Here, the film is at its most compelling. Footage of the battle between the U.S.-aligned Northern Alliance troops, the CIA, and the Taliban are documented in disturbing and up-close detail. It feels more like Sebastian Junger and the late Tim Hetherington’s raw and powerful documentary, Restrepo, in which gun battles are right in your face. At times, you wonder if the camera man even makes it out alive. The bravery of the various journalists documenting this is indeed unparalleled and commendable.
But where Detainee 001 succeeds in coherently piecing together the chaotic and disjointed uprising in Qala-i-Jangi and the players involved, it flails when trying to connect the event with Lindh, as a possible symbol of masculine alienation and reactionary extremism, and the larger story about the war on terror and its consequences for the world.
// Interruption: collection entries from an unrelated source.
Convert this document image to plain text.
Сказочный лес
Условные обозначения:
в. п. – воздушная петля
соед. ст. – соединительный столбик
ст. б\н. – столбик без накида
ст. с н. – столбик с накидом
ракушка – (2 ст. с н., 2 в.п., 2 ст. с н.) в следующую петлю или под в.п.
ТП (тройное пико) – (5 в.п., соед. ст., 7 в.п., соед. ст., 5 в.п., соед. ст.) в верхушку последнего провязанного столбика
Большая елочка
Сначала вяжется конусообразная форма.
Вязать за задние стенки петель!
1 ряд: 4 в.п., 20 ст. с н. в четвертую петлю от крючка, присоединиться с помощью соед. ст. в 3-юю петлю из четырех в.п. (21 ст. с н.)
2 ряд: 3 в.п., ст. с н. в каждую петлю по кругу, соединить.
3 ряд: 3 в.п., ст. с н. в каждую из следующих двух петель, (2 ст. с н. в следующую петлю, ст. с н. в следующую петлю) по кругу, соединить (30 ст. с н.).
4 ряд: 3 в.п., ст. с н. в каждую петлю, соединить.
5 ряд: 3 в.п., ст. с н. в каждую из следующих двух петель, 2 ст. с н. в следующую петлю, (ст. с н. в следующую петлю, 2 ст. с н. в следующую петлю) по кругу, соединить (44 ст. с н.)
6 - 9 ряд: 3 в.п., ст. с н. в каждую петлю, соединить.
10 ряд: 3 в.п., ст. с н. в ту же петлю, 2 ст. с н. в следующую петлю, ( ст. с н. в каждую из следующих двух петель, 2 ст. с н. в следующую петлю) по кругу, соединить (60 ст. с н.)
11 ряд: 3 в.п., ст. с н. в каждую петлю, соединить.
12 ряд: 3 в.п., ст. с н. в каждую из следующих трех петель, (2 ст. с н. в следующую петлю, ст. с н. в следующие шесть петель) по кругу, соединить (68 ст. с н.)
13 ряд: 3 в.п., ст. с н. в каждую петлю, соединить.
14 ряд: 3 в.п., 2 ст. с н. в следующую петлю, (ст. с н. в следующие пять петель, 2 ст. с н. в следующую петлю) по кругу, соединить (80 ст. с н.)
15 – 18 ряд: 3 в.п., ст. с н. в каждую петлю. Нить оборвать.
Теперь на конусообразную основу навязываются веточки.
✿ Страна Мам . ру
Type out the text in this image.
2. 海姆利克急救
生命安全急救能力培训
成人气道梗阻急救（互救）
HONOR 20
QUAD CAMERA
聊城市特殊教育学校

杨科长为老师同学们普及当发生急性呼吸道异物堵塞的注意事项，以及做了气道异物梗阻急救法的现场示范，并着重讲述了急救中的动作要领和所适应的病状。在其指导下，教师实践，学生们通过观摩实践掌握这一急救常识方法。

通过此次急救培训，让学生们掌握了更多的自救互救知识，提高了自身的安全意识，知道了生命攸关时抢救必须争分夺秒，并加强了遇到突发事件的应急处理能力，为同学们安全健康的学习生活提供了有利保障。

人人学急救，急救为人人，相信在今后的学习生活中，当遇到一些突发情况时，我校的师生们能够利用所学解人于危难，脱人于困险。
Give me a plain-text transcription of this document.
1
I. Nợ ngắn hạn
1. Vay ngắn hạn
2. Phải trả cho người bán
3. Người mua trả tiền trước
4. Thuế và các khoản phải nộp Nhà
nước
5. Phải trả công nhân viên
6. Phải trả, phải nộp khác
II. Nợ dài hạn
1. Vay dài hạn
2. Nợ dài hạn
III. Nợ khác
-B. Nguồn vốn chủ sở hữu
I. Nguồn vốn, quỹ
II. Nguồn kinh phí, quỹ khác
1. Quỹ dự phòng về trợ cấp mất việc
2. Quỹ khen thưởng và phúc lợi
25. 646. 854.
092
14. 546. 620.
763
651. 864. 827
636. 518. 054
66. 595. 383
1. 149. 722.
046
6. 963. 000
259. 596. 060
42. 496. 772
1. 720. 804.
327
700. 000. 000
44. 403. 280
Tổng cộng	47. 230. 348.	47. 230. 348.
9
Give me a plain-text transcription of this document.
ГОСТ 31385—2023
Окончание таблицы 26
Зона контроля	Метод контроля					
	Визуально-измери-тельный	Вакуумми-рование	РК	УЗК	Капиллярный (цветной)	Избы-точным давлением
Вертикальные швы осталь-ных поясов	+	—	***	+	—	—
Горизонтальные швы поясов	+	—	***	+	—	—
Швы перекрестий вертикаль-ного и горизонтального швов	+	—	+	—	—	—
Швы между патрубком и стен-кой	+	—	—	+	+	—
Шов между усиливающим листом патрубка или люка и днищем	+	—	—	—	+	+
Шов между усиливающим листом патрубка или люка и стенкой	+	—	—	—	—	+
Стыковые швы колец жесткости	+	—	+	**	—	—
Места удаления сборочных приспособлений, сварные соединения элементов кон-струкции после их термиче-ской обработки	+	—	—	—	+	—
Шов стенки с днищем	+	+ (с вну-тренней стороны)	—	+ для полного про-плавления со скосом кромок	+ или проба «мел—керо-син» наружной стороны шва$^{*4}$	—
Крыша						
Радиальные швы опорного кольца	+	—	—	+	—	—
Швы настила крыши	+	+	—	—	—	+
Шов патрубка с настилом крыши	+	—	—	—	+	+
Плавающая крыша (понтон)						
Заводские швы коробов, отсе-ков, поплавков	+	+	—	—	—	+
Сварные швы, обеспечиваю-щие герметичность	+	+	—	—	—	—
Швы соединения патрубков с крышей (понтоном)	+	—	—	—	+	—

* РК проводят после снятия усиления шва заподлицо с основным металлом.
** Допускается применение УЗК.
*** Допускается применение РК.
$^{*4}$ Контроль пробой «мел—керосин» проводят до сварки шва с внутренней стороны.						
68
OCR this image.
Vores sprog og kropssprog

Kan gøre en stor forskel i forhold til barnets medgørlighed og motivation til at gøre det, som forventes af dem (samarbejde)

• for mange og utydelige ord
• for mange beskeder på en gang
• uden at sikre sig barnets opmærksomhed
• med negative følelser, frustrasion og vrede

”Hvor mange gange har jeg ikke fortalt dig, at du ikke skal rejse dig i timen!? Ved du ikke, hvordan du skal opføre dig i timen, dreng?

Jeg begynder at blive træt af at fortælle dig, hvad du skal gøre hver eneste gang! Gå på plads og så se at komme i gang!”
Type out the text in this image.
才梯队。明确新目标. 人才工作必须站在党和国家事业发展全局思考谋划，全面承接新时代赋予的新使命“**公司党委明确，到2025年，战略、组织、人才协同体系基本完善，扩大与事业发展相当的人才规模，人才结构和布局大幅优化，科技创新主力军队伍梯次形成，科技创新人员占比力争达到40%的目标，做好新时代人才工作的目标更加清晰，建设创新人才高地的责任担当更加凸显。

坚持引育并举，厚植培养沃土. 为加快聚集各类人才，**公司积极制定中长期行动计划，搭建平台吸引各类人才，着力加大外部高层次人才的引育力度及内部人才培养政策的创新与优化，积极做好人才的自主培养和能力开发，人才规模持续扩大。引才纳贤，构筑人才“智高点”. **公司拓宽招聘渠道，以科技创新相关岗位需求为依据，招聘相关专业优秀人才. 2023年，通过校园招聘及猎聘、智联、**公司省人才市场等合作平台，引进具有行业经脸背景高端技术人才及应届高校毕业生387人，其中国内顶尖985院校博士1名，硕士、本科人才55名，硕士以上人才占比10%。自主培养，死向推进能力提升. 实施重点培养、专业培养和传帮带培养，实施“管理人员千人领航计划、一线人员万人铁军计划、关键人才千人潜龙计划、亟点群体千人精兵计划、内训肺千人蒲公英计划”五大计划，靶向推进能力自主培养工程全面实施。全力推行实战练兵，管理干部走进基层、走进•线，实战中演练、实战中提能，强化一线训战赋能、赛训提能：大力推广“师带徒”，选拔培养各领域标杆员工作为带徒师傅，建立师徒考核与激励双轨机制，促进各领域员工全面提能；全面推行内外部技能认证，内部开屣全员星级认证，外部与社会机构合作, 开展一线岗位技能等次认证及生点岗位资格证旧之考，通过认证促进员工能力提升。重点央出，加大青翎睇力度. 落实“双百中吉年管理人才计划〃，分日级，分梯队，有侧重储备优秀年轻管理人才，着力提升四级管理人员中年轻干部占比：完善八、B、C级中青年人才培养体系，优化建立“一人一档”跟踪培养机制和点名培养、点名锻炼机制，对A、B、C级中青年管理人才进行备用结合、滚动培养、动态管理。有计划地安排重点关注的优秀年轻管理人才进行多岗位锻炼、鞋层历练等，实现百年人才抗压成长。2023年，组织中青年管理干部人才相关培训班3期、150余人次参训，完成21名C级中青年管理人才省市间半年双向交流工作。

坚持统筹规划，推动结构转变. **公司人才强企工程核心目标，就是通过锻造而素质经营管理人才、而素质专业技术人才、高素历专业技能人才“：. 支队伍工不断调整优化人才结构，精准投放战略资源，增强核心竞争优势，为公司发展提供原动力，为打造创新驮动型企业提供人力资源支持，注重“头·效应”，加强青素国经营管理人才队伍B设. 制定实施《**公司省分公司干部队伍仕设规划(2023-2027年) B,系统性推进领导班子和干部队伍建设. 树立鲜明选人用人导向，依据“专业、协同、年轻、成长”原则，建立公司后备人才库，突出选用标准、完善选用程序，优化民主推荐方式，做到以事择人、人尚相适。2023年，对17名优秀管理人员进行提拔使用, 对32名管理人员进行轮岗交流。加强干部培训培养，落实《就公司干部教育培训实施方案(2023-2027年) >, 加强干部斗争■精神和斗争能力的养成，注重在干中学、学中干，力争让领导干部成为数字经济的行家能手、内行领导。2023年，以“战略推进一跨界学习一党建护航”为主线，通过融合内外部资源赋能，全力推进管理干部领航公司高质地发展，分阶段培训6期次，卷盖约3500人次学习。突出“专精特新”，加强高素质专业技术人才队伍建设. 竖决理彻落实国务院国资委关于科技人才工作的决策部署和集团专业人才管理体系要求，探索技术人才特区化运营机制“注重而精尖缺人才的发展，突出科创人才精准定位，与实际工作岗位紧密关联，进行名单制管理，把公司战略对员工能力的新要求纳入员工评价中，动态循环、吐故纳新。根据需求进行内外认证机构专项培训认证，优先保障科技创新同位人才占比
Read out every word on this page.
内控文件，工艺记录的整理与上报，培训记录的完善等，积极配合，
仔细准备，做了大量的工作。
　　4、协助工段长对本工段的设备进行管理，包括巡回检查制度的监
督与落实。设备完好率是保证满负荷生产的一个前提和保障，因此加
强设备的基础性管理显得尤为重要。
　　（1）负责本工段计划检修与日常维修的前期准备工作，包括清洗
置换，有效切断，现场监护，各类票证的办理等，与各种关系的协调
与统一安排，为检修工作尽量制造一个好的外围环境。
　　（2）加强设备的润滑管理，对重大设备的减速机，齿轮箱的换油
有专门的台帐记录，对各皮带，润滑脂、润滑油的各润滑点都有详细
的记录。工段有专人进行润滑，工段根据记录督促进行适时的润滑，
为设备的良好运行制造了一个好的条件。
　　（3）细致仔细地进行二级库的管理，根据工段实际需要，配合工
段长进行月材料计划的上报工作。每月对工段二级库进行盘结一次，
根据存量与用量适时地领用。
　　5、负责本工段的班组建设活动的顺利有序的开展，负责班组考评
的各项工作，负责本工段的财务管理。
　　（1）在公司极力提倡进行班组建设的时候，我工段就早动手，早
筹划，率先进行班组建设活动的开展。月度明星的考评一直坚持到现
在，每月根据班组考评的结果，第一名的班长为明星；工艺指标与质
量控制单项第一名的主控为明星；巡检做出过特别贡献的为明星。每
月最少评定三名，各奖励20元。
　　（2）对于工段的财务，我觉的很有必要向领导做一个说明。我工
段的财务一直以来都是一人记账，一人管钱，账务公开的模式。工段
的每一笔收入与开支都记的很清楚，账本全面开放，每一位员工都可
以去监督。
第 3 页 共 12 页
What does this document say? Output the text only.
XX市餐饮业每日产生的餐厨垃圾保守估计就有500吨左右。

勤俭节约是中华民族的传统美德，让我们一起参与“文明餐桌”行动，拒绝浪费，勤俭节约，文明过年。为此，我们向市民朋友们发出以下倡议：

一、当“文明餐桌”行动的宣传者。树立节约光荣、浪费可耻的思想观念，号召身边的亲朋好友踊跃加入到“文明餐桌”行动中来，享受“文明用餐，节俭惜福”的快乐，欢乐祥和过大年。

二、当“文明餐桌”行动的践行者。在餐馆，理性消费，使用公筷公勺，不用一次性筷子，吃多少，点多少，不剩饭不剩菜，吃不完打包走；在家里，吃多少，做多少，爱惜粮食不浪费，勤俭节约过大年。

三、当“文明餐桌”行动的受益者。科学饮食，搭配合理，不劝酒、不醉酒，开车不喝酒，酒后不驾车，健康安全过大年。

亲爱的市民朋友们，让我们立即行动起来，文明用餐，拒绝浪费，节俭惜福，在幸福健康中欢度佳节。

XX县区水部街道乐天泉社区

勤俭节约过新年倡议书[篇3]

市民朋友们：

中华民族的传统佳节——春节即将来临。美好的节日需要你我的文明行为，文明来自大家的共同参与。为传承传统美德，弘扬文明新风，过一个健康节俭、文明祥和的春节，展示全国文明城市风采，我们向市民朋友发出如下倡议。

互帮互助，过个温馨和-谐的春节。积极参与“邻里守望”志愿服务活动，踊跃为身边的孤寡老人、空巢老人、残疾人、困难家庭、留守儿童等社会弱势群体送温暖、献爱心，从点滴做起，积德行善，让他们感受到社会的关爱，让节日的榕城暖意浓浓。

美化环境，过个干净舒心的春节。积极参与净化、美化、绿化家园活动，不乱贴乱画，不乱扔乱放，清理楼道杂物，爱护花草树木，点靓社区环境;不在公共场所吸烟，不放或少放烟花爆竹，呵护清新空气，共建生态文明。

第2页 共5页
Almost no time is allotted to explaining the historic events leading to the formation of the Taliban, which would help clarify many of the more macro issues that the film tries to connect via Lindh’s story—no explanation on the coup of Afghanistan in 1973, the subsequent Saur Revolution, the Soviet invasion, or the U.S funding of the Mujahideen (which would later become the Taliban). Nor is there a mention of U.S and Northern Alliance war crimes. Without these crucial details, the overall message is blunted and incomplete.
The main subjects interviewed throughout are mostly mainstream institutional figures—CNN and New York Times journalists, CIA agents, and lawyers. In one of the closing interviews, a British journalist describes how most of the Taliban fighters he had met were men under 30 years old, and that they should’ve “grown out of it.” This response pretty much sums up the film. It tries to parse out lessons from an incredibly complicated conflict, though often acting as if the tragic events of 9/11 and their aftermath happened in a vacuum. Without more context, Detainee 001 ends up feeling like a reductive reflection on a war where noble intentions went awry.